Awking it – how to load a file into an array in awk

Since I’ve been using a lot of awk lately, I figured I should write an entry about one of its most useful features. To me, at least.

That’d be the ability to load data from a file, preferably a csv (comma separated values) file, with data stored in clear text, and keeping it in a key-accessed array in memory. I’ve used this technique to load a whole lot of subscription data (I’m in telecom) into memory and mapping out subscriber data for a migration I’m part of, for example. I’m not pretending to be very skilled at awk, or even to be any good at it at all, but… it’s working great for my purposes.

Now, let’s make this easy. We’ve got an inputfile, conveniently named “inputfile.csv”, with the format as shown below. We want to load this into memory, key it on “id”, and have “name” as the data.

inputfile.csv
id,name
1,Svante
2,Nils
3,Sven
4,Inga
5,Lena

Then we’ve got a second file, the file we want to process. This file contains an “id”, and a (fake) “phonenumber”. Let’s call it “data.csv”.

data.csv
3,555-912421
2,555-812471
4,555-821411
1,555-818811
5,555-999999

As output, we want to get a file that has “id”, “name” and “phonenumber”. Let’s call this file “output.csv”.

output.csv
1,Svante,555-818811
...

This’d be an easy task to do manually, but with 300,000 rows in either file, things turn more interesting at once.

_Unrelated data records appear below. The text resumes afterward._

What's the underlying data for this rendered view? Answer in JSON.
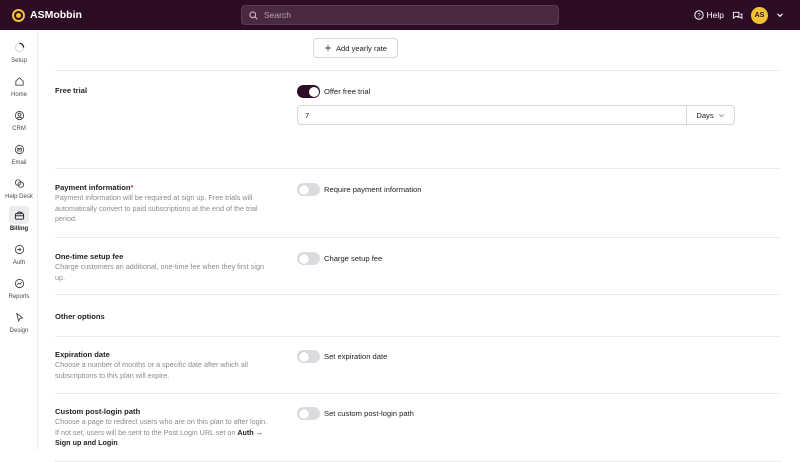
{
  "app": {
    "name": "ASMobbin"
  },
  "search": {
    "placeholder": "Search"
  },
  "header": {
    "help_label": "Help",
    "avatar_initials": "AS"
  },
  "nav": {
    "items": [
      {
        "label": "Setup",
        "icon": "progress-ring-icon"
      },
      {
        "label": "Home",
        "icon": "home-icon"
      },
      {
        "label": "CRM",
        "icon": "user-circle-icon"
      },
      {
        "label": "Email",
        "icon": "envelope-icon"
      },
      {
        "label": "Help Desk",
        "icon": "chat-bubbles-icon"
      },
      {
        "label": "Billing",
        "icon": "billing-icon",
        "active": true
      },
      {
        "label": "Auth",
        "icon": "login-icon"
      },
      {
        "label": "Reports",
        "icon": "chart-icon"
      },
      {
        "label": "Design",
        "icon": "cursor-icon"
      }
    ]
  },
  "yearly": {
    "add_label": "Add yearly rate"
  },
  "free_trial": {
    "title": "Free trial",
    "toggle_label": "Offer free trial",
    "enabled": true,
    "length_value": "7",
    "unit_value": "Days"
  },
  "payment_info": {
    "title": "Payment information",
    "required_mark": "*",
    "description": "Payment information will be required at sign up. Free trials will automatically convert to paid subscriptions at the end of the trial period.",
    "toggle_label": "Require payment information",
    "enabled": false
  },
  "setup_fee": {
    "title": "One-time setup fee",
    "description": "Charge customers an additional, one-time fee when they first sign up.",
    "toggle_label": "Charge setup fee",
    "enabled": false
  },
  "other_options": {
    "title": "Other options"
  },
  "expiration": {
    "title": "Expiration date",
    "description": "Choose a number of months or a specific date after which all subscriptions to this plan will expire.",
    "toggle_label": "Set expiration date",
    "enabled": false
  },
  "post_login": {
    "title": "Custom post-login path",
    "description_prefix": "Choose a page to redirect users who are on this plan to after login. If not set, users will be sent to the Post Login URL set on ",
    "description_link": "Auth → Sign up and Login",
    "description_suffix": ".",
    "toggle_label": "Set custom post-login path",
    "enabled": false
  },
  "colors": {
    "topbar": "#2d0d26",
    "accent": "#f2c233",
    "toggle_on": "#2d0d26"
  }
}
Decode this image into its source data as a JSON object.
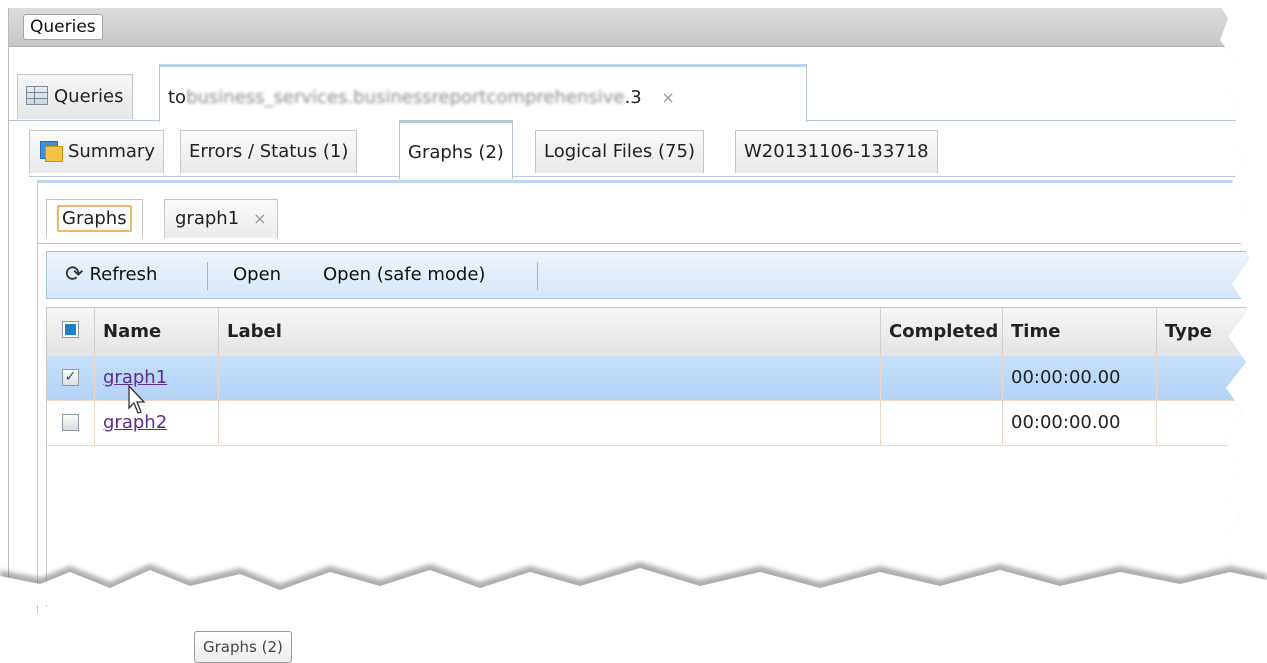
{
  "topbar": {
    "button_label": "Queries"
  },
  "main_tabs": {
    "queries_label": "Queries",
    "query_tab_prefix": "to",
    "query_tab_blurred": "business_services.businessreportcomprehensive",
    "query_tab_suffix": ".3",
    "close_glyph": "×"
  },
  "wu_tabs": [
    {
      "label": "Summary",
      "icon": "summary-icon"
    },
    {
      "label": "Errors / Status (1)"
    },
    {
      "label": "Graphs (2)"
    },
    {
      "label": "Logical Files (75)"
    },
    {
      "label": "W20131106-133718"
    }
  ],
  "graph_tabs": {
    "graphs_label": "Graphs",
    "graph1_label": "graph1",
    "close_glyph": "×"
  },
  "toolbar": {
    "refresh_label": "Refresh",
    "open_label": "Open",
    "open_safe_label": "Open (safe mode)"
  },
  "table": {
    "columns": [
      "Name",
      "Label",
      "Completed",
      "Time",
      "Type"
    ],
    "rows": [
      {
        "name": "graph1",
        "label": "",
        "completed": "",
        "time": "00:00:00.00",
        "type": "",
        "checked": true,
        "selected": true
      },
      {
        "name": "graph2",
        "label": "",
        "completed": "",
        "time": "00:00:00.00",
        "type": "",
        "checked": false,
        "selected": false
      }
    ]
  },
  "tooltip": {
    "text": "Graphs (2)"
  },
  "colors": {
    "selected_row": "#b9d7f7",
    "toolbar": "#dce9f8",
    "link": "#5b2c91",
    "active_tab_border": "#f0b46a"
  }
}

Now, first, let’s set up the simple awk program. I usually have a little Bash first, to set things up and format the inputfiles and so on (since I know more Bash than awk).

#! /bin/bash
INPUTFILE="inputfile.csv"

Now, what’s going on here? Well, at first, I set up the filename we want to use, as a variable in Bash. That’s mostly so I can show how to refer to “external” variables in awk later.


awk 'BEGIN {

Then, the awk program begins. After the keyword “BEGIN”, there must always be a “{” to designate the start of the program. It ends with a closing, final, “}”.


while (getline < "'"$INPUTFILE"'")
{
split($0,ft,",");
id=ft[1];
name=ft[2];

And here, we do the actual reading of the inputfile. Note the “‘” around the Bash variable. That means that awk should just use the variable without interfering with it or trying to parse it in any way.

The split command takes the original row, “$0”, and splits it into an array “ft”, with “,” being the delimiter of fields. To make things easier for reference (I’ve got 26-column files to work with, so it’s easier this way), I take the fields of the “ft” array (numbering starts at 1 (one)) and name them.


key=id;
data=name;
nameArr[key]=data;

Now, since we’ve only got two columns, and the key is just made up of “id”, this is way overkill. But, since I’ve had to combine multiple fields to make up a key and also store multiple columns in one “data” variable (just remember to separate the values with something, and you’ll be OK), it makes sense.

The “nameArr” array will now be constructed, with “key” as key, and “data” as data. As simple as that. No need to declare anything, no initialization needed.


}
close("'"$INPUTFILE"'");
}'

And here’s the end. To be able to read the same file again later, if we’d want to, in the same program, always remember to “close()” the inputfile used.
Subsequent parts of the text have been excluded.